During the third battle of Ypres a German field gun was trying to hit one of our tanks, the fire being directed no doubt by an observation balloon.

On the top of the tank was a Cockney infantryman getting a free ride and seemingly quite unconcerned at Jerry's attempts to score a direct hit on the tank.

As the tank was passing our guns a shrapnel shell burst just behind it and above it.

We expected to see the Cockney passenger roll off dead. All he did, however, was to put his hand to his mouth and shout to those inside the tank: "Hi, conductor! Any room inside? – it's rainin'!" —A. H. Boughton (ex "B" Battery, H.A.C.), 53 Dafforne Road, S.W.17.

"Barbed Wire's Dangerous!"

A wiring party in the Loos salient – twelve men just out from home. Jerry's Verey lights were numerous, machine-guns were unpleasantly busy, and there were all the dangers and alarms incidental to a sticky part of the line. The wiring party, carrying stakes and wire, made its way warily, and every man breathed apprehensively. Suddenly one London lad tripped over a piece of old barbed wire and almost fell his length.

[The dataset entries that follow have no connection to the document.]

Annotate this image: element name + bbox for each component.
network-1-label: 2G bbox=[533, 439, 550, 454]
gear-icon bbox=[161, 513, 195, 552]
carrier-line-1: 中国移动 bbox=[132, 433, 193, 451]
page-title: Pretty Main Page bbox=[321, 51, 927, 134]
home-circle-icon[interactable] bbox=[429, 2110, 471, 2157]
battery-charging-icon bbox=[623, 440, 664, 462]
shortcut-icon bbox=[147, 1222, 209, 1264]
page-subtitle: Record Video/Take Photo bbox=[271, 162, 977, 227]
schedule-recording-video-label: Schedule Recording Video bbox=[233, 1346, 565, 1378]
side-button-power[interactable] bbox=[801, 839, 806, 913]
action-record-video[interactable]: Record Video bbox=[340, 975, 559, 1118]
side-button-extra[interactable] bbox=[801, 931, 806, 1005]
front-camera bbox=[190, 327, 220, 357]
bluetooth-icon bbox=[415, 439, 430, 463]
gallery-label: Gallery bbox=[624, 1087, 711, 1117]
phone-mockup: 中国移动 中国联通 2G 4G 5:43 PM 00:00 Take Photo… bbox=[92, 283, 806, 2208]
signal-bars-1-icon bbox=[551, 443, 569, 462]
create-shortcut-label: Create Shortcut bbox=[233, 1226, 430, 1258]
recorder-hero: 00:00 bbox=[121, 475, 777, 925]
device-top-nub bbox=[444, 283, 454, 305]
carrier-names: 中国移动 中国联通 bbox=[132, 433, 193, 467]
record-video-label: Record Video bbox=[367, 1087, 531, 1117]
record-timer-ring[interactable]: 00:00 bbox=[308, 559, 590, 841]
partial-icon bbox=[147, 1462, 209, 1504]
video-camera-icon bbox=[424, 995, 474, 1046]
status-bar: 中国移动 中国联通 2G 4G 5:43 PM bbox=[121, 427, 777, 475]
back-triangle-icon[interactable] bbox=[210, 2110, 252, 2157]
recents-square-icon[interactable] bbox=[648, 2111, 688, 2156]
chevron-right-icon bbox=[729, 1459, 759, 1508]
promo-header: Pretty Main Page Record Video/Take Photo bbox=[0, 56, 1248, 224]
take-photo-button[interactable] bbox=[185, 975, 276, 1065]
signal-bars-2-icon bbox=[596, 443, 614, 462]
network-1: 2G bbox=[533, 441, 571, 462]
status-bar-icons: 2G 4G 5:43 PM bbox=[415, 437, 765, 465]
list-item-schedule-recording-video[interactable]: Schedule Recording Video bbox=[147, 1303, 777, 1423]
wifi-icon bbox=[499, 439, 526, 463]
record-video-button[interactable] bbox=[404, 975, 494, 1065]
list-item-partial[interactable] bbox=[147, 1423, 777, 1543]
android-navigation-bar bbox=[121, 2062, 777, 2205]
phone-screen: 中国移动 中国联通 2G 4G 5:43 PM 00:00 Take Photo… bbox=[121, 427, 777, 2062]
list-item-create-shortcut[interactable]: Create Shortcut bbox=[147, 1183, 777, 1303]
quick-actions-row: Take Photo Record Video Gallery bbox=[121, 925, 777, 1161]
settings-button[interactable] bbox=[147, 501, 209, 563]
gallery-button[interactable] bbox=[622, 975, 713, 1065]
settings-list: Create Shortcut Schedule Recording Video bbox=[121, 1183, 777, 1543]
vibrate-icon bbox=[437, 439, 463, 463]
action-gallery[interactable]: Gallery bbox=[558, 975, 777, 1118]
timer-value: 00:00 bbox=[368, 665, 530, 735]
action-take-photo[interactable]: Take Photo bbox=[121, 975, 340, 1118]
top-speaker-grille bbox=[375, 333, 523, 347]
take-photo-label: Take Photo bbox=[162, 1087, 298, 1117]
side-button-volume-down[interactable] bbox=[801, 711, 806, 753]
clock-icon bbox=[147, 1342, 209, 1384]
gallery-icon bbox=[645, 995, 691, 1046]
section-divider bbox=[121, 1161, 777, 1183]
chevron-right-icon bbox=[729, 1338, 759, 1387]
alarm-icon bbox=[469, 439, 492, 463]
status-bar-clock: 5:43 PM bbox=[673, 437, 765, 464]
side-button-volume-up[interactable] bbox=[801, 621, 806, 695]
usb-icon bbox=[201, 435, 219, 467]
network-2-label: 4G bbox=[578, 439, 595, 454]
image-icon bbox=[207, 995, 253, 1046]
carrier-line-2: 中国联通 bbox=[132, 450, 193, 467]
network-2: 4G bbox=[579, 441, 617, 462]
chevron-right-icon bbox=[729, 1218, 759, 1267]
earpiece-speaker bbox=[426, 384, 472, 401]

"Lumme," he exclaimed, "that ain't 'arf dangerous!" —T. C. Farmer, M.C., of Euston Square, London (late of "The Buffs").

Tale of an Egg

I was attached as a signaller to a platoon on duty in an advanced post on the Ypres-Menin Road. We had two pigeons as an emergency means of communication should our wire connection fail.

One afternoon Fritz put on a strafe which blew in the end of the culvert in which we were stationed. We rescued the pigeon basket from the debris and discovered that an egg had appeared.

That evening, when the time came to send in the usual evening "situation report," I was given the following message to transmit:

"Pigeon laid one egg; otherwise situation normal." —D. Webster, 85 Highfield Avenue, N.W.11.

"No Earfkwikes"

On a bitterly cold, wet afternoon in February 1918 four privates and a corporal were trying to take what shelter they could. One little Cockney who had served in the Far East with the 10th Middlesex was complaining about everything in general, but especially about the idiocy of waging war in winter.

"Wot yer grumblin' at?" broke in the corporal, "you with yer fawncy tyles of Inja? At any rate, there ain't no blinking moskeeters 'ere nor 'orrible malyria."

There was a break in the pleasantries as a big one came over. In the subsequent explosion the little Cockney was fatally wounded.

"Corpril," the lad gasped, as he lay under that wintry sky, "you fergot to menshun there ain't no bloomin' sun-stroke, nor no earfkwikes, neither."

And he smiled – a delightful, whimsical smile – though the corporal's "Sorry, son" was too late. —V. Meik, 107 King Henry's Road, N.W.3.